Brussels sprouts are Jan’s favorite vegetable, so we bought a pound yesterday at the farmer’s market. The question was what to do with them. This is a side dish that I made to go with my Jamaican Chicken, so I wanted something using Jamaican spice blending. Although I am grilling, the barbecue will be filled with chicken, so I will have the do these in the oven.
Karl’s Jamaican Brussels Sprouts
1 lb. small Brussels sprouts
3 Tbs. butter or olive oil
½ small red onion, coarsely chopped
2 cloves garlic, minced
½+ tsp. allspice, separate uses
½+ tsp. black pepper, separate uses
¼+ tsp. nutmeg, separate uses
1 Tbs. dark rum
1 Tbs. dark brown sugar
½ tsp. Scotch bonnet chili, minced
1 green onion, sliced fine
1. Pre-heat the oven to 425° F.
2. Trim the bottoms off of the Brussels sprouts and remove any damaged leaves. If large, cut in half.

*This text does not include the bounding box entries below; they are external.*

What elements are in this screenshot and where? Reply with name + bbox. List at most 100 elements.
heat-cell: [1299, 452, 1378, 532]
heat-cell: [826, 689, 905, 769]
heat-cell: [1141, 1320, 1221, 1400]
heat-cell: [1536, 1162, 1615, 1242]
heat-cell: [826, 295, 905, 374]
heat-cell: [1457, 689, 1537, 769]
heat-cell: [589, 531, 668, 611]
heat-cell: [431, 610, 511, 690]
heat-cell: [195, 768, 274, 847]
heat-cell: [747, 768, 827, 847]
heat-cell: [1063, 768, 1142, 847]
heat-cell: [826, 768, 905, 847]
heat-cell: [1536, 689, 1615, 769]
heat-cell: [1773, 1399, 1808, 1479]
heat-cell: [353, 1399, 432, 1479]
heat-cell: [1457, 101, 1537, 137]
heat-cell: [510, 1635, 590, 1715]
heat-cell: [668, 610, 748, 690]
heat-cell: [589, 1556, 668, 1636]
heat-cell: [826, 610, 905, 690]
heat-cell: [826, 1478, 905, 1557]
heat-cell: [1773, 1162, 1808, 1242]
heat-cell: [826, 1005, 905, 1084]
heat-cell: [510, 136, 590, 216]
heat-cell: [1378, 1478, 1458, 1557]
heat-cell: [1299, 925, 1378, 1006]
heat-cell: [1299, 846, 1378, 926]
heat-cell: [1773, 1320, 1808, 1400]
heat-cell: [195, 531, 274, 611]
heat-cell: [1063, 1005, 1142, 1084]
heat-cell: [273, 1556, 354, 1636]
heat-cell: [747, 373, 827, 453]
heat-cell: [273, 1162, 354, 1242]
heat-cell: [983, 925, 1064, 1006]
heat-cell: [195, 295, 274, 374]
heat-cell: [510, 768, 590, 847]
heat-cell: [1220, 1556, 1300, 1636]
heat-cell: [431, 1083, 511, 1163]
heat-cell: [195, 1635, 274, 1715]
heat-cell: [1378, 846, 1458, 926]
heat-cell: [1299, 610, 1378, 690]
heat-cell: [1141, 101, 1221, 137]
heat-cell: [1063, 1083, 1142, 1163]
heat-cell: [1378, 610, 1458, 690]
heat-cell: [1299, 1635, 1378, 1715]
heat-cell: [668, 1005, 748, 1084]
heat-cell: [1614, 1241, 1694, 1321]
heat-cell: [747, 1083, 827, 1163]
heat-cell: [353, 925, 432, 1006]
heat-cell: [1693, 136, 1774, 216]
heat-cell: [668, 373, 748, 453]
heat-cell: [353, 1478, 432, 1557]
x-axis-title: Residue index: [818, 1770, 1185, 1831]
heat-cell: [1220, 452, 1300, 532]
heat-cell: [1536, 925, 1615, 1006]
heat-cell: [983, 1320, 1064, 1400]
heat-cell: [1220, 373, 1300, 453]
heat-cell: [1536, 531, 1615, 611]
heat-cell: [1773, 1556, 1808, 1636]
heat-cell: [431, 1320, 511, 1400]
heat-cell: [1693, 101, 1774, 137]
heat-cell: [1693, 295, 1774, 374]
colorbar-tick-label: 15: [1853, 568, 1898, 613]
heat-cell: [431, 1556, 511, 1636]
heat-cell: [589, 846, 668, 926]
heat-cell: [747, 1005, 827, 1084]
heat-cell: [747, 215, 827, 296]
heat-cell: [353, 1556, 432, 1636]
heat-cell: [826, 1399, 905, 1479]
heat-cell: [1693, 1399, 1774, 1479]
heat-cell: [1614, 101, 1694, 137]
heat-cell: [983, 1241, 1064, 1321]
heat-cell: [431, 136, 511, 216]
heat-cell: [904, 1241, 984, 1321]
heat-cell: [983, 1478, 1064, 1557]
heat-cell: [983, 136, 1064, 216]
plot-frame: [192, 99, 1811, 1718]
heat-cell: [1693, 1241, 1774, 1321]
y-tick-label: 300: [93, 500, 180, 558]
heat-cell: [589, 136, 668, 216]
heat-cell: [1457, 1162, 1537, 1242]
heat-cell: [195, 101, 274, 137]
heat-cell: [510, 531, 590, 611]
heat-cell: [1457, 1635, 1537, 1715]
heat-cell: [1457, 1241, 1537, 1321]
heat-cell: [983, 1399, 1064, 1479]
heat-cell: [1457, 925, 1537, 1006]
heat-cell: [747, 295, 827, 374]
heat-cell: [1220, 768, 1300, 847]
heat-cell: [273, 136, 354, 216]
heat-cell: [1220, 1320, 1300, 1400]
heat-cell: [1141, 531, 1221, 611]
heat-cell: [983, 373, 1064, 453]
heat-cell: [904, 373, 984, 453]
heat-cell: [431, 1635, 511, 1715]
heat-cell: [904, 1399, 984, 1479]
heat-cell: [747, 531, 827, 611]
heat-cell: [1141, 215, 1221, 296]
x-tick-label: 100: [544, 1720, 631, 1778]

3. Blanch the Brussels sprouts for two minutes.
4. Drain the sprouts and reserve in a bowl.
5. Over a medium heat, melt the butter in the pot and add the onion and garlic.
6. Cook the onion and garlic for one minute and then add the allspice, pepper, nutmeg and mace. Cook until fragrant, about 20 seconds.
7. Add the rum, brown sugar and chili and continue to cooking for one minute.
8. Add the Brussels sprouts to the pot and toss to coat.
9. Spread the Brussels sprouts out on a roasting pan and spoon any remaining sauce over them. Sprinkle with Kosher salt.
10. Roast the sprouts for 20-30 minutes, stirring once after about 15 minutes, until brown and caramelized.
Tip: If the sprouts are not caramelized enough, switch to the broiler for the last 5 minutes.
11. Remove to a serving bowl and dust with some extra allspice, black pepper, and nutmeg.
12. Garnish with green onion and serve.